My pics don't do justice to the beauty of this watch, though Samanator's pics really show the watch off to good effect. The lume is very strong and lasts all night. The shiny chapter rings and hands really help the watch to stand out and it's really hard to capture that aspect in a picture.


----------



## KUNISMAN (Apr 30, 2011)

Congrats on your new watch, never seen a DLC before.:-!
Nice "El Primero" too although both couldn´t be further apart from the G´s - Now that´s eclectic...:-d


----------



## tarichar (Nov 25, 2010)

Thanks Kunisman. I'm mainly a tool watch kind of guy. It took me a long while and a lot of watches to figure that out. But I still like a "fancy" watch for work and nice occasions. Now I can have the best of both worlds.


----------



## tlinn (Nov 26, 2006)

Very nice. Welcome to the Bremont club.

T


----------



## Cybotron (Dec 7, 2006)

Very nice. Congrats.


----------



## spm17 (Sep 15, 2009)

Absolutely beautiful. Love it man...wear it in good health.

Shawn


----------



## HR F1 (Dec 14, 2006)

Congrats! They must have updated/changed the Descent as it used to have the mint green indices/lumed sapphire bezel but now they are all white; good looking either way.


----------



## fasthandssam (Feb 9, 2011)

SWEET! Congratulations


----------



## nolanz14 (Dec 12, 2009)

I was just thinking the same thing.
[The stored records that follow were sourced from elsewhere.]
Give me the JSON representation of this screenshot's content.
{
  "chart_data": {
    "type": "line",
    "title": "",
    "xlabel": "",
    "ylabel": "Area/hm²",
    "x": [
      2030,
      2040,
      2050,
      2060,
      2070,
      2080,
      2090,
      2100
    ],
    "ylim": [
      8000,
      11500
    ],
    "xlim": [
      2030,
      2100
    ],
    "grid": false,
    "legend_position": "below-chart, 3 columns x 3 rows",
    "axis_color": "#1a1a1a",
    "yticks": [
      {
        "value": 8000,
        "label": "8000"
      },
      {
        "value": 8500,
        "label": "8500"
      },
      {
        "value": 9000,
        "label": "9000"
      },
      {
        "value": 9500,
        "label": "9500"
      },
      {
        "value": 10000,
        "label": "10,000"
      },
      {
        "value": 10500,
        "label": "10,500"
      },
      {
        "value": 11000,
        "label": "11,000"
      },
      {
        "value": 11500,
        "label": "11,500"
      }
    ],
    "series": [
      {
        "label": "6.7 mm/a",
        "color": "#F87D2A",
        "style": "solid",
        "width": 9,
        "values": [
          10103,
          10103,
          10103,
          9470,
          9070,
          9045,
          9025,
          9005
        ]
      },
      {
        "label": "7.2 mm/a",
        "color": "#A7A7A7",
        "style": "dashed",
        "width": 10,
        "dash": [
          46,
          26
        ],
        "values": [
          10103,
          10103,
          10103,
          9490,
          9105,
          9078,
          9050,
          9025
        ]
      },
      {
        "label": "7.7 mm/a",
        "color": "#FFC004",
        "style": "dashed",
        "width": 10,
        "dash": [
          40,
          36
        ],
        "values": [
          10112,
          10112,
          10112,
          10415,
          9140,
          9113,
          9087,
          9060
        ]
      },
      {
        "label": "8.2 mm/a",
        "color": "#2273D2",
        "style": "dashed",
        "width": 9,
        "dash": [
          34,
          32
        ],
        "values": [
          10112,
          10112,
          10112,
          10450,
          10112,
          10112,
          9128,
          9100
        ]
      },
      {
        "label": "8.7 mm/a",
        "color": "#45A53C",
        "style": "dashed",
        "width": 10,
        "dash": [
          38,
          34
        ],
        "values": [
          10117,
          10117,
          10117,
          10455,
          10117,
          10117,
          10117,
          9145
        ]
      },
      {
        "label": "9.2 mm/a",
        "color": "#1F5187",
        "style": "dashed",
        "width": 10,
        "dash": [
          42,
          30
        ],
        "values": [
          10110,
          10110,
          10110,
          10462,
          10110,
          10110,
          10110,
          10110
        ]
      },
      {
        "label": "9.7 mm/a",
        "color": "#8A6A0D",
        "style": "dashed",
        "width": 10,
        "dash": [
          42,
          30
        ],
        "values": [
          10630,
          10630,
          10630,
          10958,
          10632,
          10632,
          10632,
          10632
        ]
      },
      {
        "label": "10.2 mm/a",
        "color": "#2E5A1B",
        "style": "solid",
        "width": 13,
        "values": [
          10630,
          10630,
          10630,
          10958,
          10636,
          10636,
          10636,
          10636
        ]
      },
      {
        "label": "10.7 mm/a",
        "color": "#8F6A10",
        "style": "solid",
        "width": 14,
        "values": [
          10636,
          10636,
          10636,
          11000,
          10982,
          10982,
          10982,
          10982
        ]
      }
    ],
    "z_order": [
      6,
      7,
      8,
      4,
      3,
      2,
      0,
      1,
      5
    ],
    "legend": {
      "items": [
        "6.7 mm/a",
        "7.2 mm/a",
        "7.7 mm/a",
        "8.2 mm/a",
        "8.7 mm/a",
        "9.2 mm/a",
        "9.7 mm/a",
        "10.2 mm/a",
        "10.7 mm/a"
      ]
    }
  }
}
Congrats on your Decent OP.



HR F1 said:


> Congrats! They must have updated/changed the Descent as it used to have the mint green indices/lumed sapphire bezel but now they are all white; good looking either way.


----------



## fasthandssam (Feb 9, 2011)

And, upon closer inspection, that lume looks killer. I personally think it looks cooler than the green, which is pretty awesome itself. I hate how awesome all of Bremont's watches are- it makes choosing one to fall in love with that much more difficult!


----------



## CaptLeslie (May 15, 2011)

To refresh your memory here is a look at that mint green bezel! The Bremont web site still shows the green on the Descent model, but the white on the black Descent does look way cool! :-! Cheers Jim b-)


----------